New Year’s Day in New Orleans: Texas to face Georgia in Allstate Sugar Bowl

By Steve Lansdale
NEW ORLEANS, La. — The Texas Longhorns will be spending New Year’s Day in New Orleans.
A day after falling to Oklahoma in the Big 12 championship game, the Texas Longhorns got some good news when it was announced that UT will face Georgia in the 85th annual AllState Sugar Bowl. The game will be played at 7:45 p.m. (central time) Jan. 1 at the Mercedez-Benz Superdome, and will be broadcast on ESPN.
“(I am) extremely excited to be one of the very few select teams to participate in a New Year’s Six Bowl Game,” Texas head coach Tom Herman said. “To have it be the prestigious Sugar Bowl is just icing on the cake. Really proud of our team for what they’ve accomplished, although certainly disappointed with the outcome in our championship game yesterday. This is a definite reward for them and the season that they’ve had.”
Herman’s counterpart in the game, Georgia head coach Kirby Smart, said his past experiences in the Sugar Bowl only increase his excitement about the matchup.

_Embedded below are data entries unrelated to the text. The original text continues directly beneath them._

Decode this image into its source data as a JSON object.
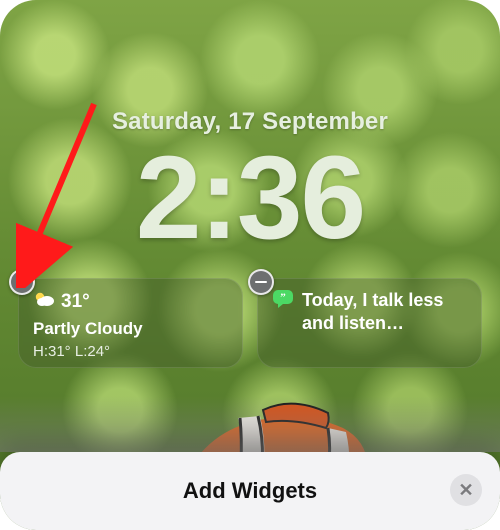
{
  "lockscreen": {
    "date": "Saturday, 17 September",
    "time": "2:36"
  },
  "widgets": {
    "weather": {
      "temp": "31°",
      "condition": "Partly Cloudy",
      "high_low": "H:31° L:24°",
      "icon_name": "partly-cloudy-icon"
    },
    "quote": {
      "text": "Today, I talk less and listen…",
      "icon_name": "quote-icon"
    }
  },
  "sheet": {
    "title": "Add Widgets"
  },
  "annotation": {
    "arrow_color": "#ff1a1a"
  }
}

“This will be an outstanding experience for our coaches, players, and fans," Smart said. "Most of our coaches and none of our players have had the opportunity of a Sugar Bowl trip and I'm especially proud for our seniors who have worked so hard over the last 12 months. It also presents a great opportunity for our fans who have been so supportive of our team throughout the season. I had the opportunity to coach in a couple of Sugar Bowl games and experienced outstanding hospitality, a dynamic city and first class competition. It also represents a great challenge playing a team like Texas who has been one of the country's most accomplished programs in college football history."

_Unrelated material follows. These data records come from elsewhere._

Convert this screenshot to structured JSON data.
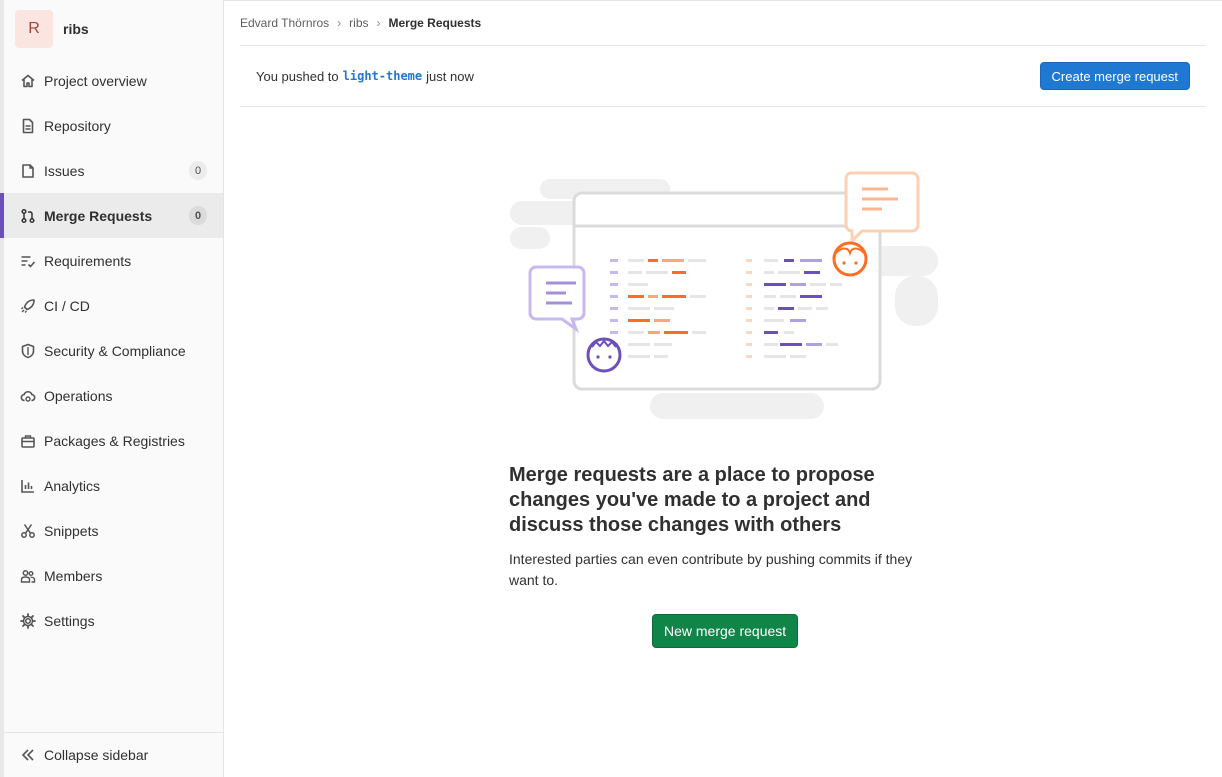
{
  "project": {
    "avatar_letter": "R",
    "name": "ribs"
  },
  "sidebar": {
    "items": [
      {
        "label": "Project overview",
        "icon": "home-icon"
      },
      {
        "label": "Repository",
        "icon": "doc-icon"
      },
      {
        "label": "Issues",
        "icon": "issues-icon",
        "count": "0"
      },
      {
        "label": "Merge Requests",
        "icon": "merge-request-icon",
        "count": "0",
        "active": true
      },
      {
        "label": "Requirements",
        "icon": "requirements-icon"
      },
      {
        "label": "CI / CD",
        "icon": "rocket-icon"
      },
      {
        "label": "Security & Compliance",
        "icon": "shield-icon"
      },
      {
        "label": "Operations",
        "icon": "cloud-gear-icon"
      },
      {
        "label": "Packages & Registries",
        "icon": "package-icon"
      },
      {
        "label": "Analytics",
        "icon": "chart-icon"
      },
      {
        "label": "Snippets",
        "icon": "scissors-icon"
      },
      {
        "label": "Members",
        "icon": "users-icon"
      },
      {
        "label": "Settings",
        "icon": "gear-icon"
      }
    ],
    "collapse_label": "Collapse sidebar"
  },
  "breadcrumb": {
    "owner": "Edvard Thörnros",
    "project": "ribs",
    "current": "Merge Requests"
  },
  "push_notice": {
    "prefix": "You pushed to",
    "branch": "light-theme",
    "suffix": "just now",
    "button": "Create merge request"
  },
  "empty_state": {
    "title": "Merge requests are a place to propose changes you've made to a project and discuss those changes with others",
    "description": "Interested parties can even contribute by pushing commits if they want to.",
    "button": "New merge request"
  },
  "colors": {
    "accent_blue": "#1f78d1",
    "accent_green": "#108548",
    "active_bar": "#6b4fbb",
    "orange": "#fc6d26",
    "purple": "#6b4fbb"
  }
}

The Longhorns and Bulldogs have met just four times. UT has won three of the four previous meetings, although Georgia won the most recent matchup, a 10-9 victory in the Cotton Bowl … in 1984, more than a dozen years before any player on the current team was born.
Nevertheless, Herman said he is familiar with Smart and the program he runs in Athens.
“I know Coach Smart and his program,” Herman said. “I’ve had a chance to speak with him many times over the years and we’ve shared ideas. I watched their championship game and I know what a formidable opponent Georgia will be. I know how he coaches and the level of play we will be competing against. I look forward to seeing him in New Orleans and excited to be a part of it.”
The game is the designated bowl game for the champions of the Big 12 and the Southeastern Conference, but Georgia and Texas earned the invitations when SEC champion Alabama and Big 12 champion Oklahoma received spots in the four-team College Football Playoff.
Texas heads to New Orleans with a 9-4 overall record, including a 7-2 mark in Big 12 games, while the Bulldogs head to the Big Easy with a record of 11-2, including a 7-1 record in SEC games.
“Texas and Georgia are two of the marquee names in college football,” Allstate Sugar Bowl CEO Paul Hoolahan said. “Both programs have tremendous history and have strong traveling fan bases. With this matchup we’re to be adding another great chapter to Sugar Bowl history.”
While the Longhorns were disappointed to see their senior class end their careers without winning a Big 12 title, the tradition and pedigree of the game and the Georgia program have them looking forward to one more challenge for the season.
“It’s going to be a ton of fun,” tight end Andrew Beck said. “Our senior class has made it our mission to get this program back to where it needs to be, and this is a reward and justification for all of the hard work. To play my last game in the burnt orange and white in the Sugar Bowl against a great program like Georgia is going to be special.